Kevin
Kevin

Reputation: 2802

How to require propertyA OR propertyB in a GraphQL Schema

In the type definition below, is there a way to require name or model, instead of name and model?

type Starship {
  id: ID!
  name: String!
  model: String!
  length(unit: LengthUnit = METER): Float
}

I may have name or model due to some legacy data limitations. I would rather enforce this at the GraphQL validation layer, rather than in code.

EDIT: There is some good discussion about adding validation to the graphQL spec, which you can read here: https://github.com/graphql/graphql-js/issues/361

There are also a couple of libraries to extend validation:

https://github.com/xpepermint/graphql-type-factory

https://github.com/stephenhandley/graphql-validated-types

I'm going to stick with validating the types in code, at least until they add better support.

Upvotes: 1

Views: 126

Answers (2)

Ken Chan
Ken Chan

Reputation: 90447

You could try to use union to represent name or model concept . As union only works with object type now , that means you have also model name and model as object type first.

Code wise the schema looks like :

type Name {
  value : String!
}

type Model {
  value : String!
}

union NameOrModel = Name | Model

type Starship {
  id: ID!
  nameOrModel : NameOrModel!
  length(unit: LengthUnit = METER): Float
}

It is very ugly IMO as it introduces many unnecessary noise and complexity to the schema .So I would prefer to stick with your original schema and do that check manually in the backend.

Upvotes: 2

Daniel Rearden
Daniel Rearden

Reputation: 84687

From the spec:

By default, all types in GraphQL are nullable; the null value is a valid response for all of the above types.
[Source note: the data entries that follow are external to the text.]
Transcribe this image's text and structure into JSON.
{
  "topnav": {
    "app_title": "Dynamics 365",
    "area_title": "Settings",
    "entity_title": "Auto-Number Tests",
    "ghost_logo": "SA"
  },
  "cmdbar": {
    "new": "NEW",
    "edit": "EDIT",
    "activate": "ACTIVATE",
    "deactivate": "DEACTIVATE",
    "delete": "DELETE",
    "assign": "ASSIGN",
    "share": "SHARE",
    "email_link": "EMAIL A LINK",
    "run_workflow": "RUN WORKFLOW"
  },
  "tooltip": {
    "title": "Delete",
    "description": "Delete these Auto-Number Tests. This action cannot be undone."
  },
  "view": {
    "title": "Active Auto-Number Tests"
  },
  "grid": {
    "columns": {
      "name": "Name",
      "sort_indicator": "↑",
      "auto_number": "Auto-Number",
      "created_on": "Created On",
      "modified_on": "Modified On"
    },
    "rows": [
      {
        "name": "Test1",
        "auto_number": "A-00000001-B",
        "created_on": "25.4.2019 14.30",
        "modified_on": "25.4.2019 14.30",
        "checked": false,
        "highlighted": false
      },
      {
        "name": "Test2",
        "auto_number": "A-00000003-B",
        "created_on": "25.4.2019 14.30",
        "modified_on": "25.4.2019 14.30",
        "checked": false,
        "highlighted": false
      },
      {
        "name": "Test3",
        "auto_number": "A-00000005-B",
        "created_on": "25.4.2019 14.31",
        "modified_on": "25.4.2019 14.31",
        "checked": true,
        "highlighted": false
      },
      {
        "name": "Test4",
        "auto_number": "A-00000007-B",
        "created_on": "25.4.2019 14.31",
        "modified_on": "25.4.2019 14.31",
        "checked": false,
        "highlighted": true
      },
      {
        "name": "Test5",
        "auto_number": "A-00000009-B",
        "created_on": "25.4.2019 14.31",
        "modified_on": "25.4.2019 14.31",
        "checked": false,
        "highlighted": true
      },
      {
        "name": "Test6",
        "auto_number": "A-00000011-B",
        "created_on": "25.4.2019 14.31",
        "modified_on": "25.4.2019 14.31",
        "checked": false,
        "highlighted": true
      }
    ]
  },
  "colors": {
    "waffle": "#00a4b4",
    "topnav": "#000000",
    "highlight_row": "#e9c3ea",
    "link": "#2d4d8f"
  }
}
To declare a type that disallows null, the GraphQL Non‐Null type can be used. This type wraps an underlying type, and this type acts identically to that wrapped type, with the exception that null is not a valid response for the wrapping type. A trailing exclamation mark is used to denote a field that uses a Non‐Null type like this: name: String!.

An individual field may be nullable or non-nullable. Non-null validation happens at the field level, independent of other fields. So there is no mechanism for validating whether some combination of fields are or are not null.